No Borden County residents have tested positive for the virus.

“I guess we could consider it a blessing to live where we do,” Sharp said. “We’re about 640 people in the whole county. Around 900 square miles of area. Social distancing out here is probably more of the normal than it would be an exception, for sure. If it’s not Friday night football, people pretty much tend to business and go about their daily routines.”

The high school football field will host one of the town’s biggest gatherings in months on Friday night, when 22 seniors will receive their diplomas.

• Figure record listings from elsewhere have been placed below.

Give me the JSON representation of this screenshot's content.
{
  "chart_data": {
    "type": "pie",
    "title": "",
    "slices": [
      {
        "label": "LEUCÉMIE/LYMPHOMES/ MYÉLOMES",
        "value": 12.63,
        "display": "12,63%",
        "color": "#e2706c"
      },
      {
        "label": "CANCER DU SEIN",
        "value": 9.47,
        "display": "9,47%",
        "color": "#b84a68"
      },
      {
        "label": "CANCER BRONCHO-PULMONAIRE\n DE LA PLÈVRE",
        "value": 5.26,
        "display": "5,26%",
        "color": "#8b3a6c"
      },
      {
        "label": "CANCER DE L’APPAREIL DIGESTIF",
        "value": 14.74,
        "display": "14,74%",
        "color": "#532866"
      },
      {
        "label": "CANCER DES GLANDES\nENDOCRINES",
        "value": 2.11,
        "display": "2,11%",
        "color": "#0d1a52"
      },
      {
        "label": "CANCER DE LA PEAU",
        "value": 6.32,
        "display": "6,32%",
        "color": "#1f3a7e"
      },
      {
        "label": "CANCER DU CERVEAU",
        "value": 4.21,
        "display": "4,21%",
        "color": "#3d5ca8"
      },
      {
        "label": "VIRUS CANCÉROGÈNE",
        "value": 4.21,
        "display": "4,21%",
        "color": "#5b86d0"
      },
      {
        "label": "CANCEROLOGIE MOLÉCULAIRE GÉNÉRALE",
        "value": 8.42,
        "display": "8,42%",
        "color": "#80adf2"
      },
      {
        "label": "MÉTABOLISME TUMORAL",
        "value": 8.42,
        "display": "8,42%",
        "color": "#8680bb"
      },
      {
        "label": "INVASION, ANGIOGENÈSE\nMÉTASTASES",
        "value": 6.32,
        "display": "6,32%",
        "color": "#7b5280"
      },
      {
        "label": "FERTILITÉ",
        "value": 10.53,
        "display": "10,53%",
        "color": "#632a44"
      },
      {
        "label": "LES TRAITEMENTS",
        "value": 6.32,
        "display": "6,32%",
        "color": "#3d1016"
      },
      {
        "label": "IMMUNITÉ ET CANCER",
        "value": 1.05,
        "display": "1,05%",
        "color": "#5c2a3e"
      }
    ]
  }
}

Sharp said he does not wear a mask, but he takes other measures when he’s out with his wife. “I look at a parking lot when I drive up and if it’s awful crowded, we’ll just back away and we’ll come back at a different time,” he said.

Gail is not far from the Permian Basin oilfields of West Texas and southeastern New Mexico. Sharp said the oilfield workers who frequent Gail’s two small diners are cause for concern.

“A lot of those guys will stop and eat breakfast. Or they’ll stop and get a burrito for the road. … Those folks are the ones that are concerning to me. Because you don’t where they’ve come from, where they’ve been, what they’ve been exposed to and unknowingly. That’s the sad part about it; the majority of this stuff is transmitted unknowingly.”

If travelers want a beer they won’t find anything on tap in Gail. Borden County is one of six dry counties in Texas.

Sharp does not drink alcohol and he believes the prohibition tamps down DWIs, public intoxication and family violence. “It’s just a good Christian community. Not to say that we don’t have drinkers here,” he said.

Besides, since there are no grocery stores in the county, residents have to drive 30 miles to another county to buy food at stores that sell beer.

“So it’s not like it’s really an inconvenience for anybody because they have to drive to get a loaf of bread or a gallon of milk anyway. I’m sure most of them prefer to get it out of county; that way their neighbor doesn’t know,” he said with a laugh.

Limited testing in some Texas counties may explain their lack of cases.

That reasoning does not apply to Stonewall County, population 1,362, where County Judge Ronnie Moorhead said all the personnel of the hospital in the county seat Aspermont have been tested, and the National Guard has done two rounds of tests for the general public.

“So far we’ve not had an active case,” Moorhead said.

Like Sharp, Moorhead believes if the virus does get a foothold in the town, where four state highways converge, it will be transmitted by a traveler.

“We’ve got a very popular convenience store here in town that a lot of transit traffic stops at,” he said.

Hunting is big in Stonewall County — deer, turkey, javelina, dove and quail. “Almost every acre in the county is leased in some form or another for hunting,” Moorhead said.

In a stay-at-home order he issued on March 27 to protect county residents, the majority of whom are elderly, he limited those who could be on hunting leases to the property owners and caretakers.

Had he not restricted hunting, he said, the number of people in the county would have doubled or tripled on the opening weekend of turkey season, which ran from March 30 to May 12.

“Well, that’s putting our residents at a high risk. Because when the hunters come in, they don’t stay on the leases. They come into town, they go buy groceries and supplies.”

Moorhead, 74, was born and raised in Stonewall County, which is 60 miles north of Abilene. He laughed when asked what the county’s main industries are.

“Oh, we don’t have any industries. Our county it’s oil and farming and ranching. It’s just family owned mostly mom-and-pop stores,” he said.  

Moorhead savors the laid-back lifestyle of rural Texas, sitting on the patio of his home in the country, watching wildlife. “I don’t much appreciate when the hogs show up. But I love watching the deer and turkey out there around my place,” he said.

Despite Stonewall County’s lack of Covid-19 cases, Moorhead said he does not think it is in the clear.  

He sees the reports about people flocking to beaches on the Texas Gulf Coast and city-dwelling Texans gathering at pools and bars, and it worries him.

“I think they are being foolish. … People are just taking too many chances right now,” he said.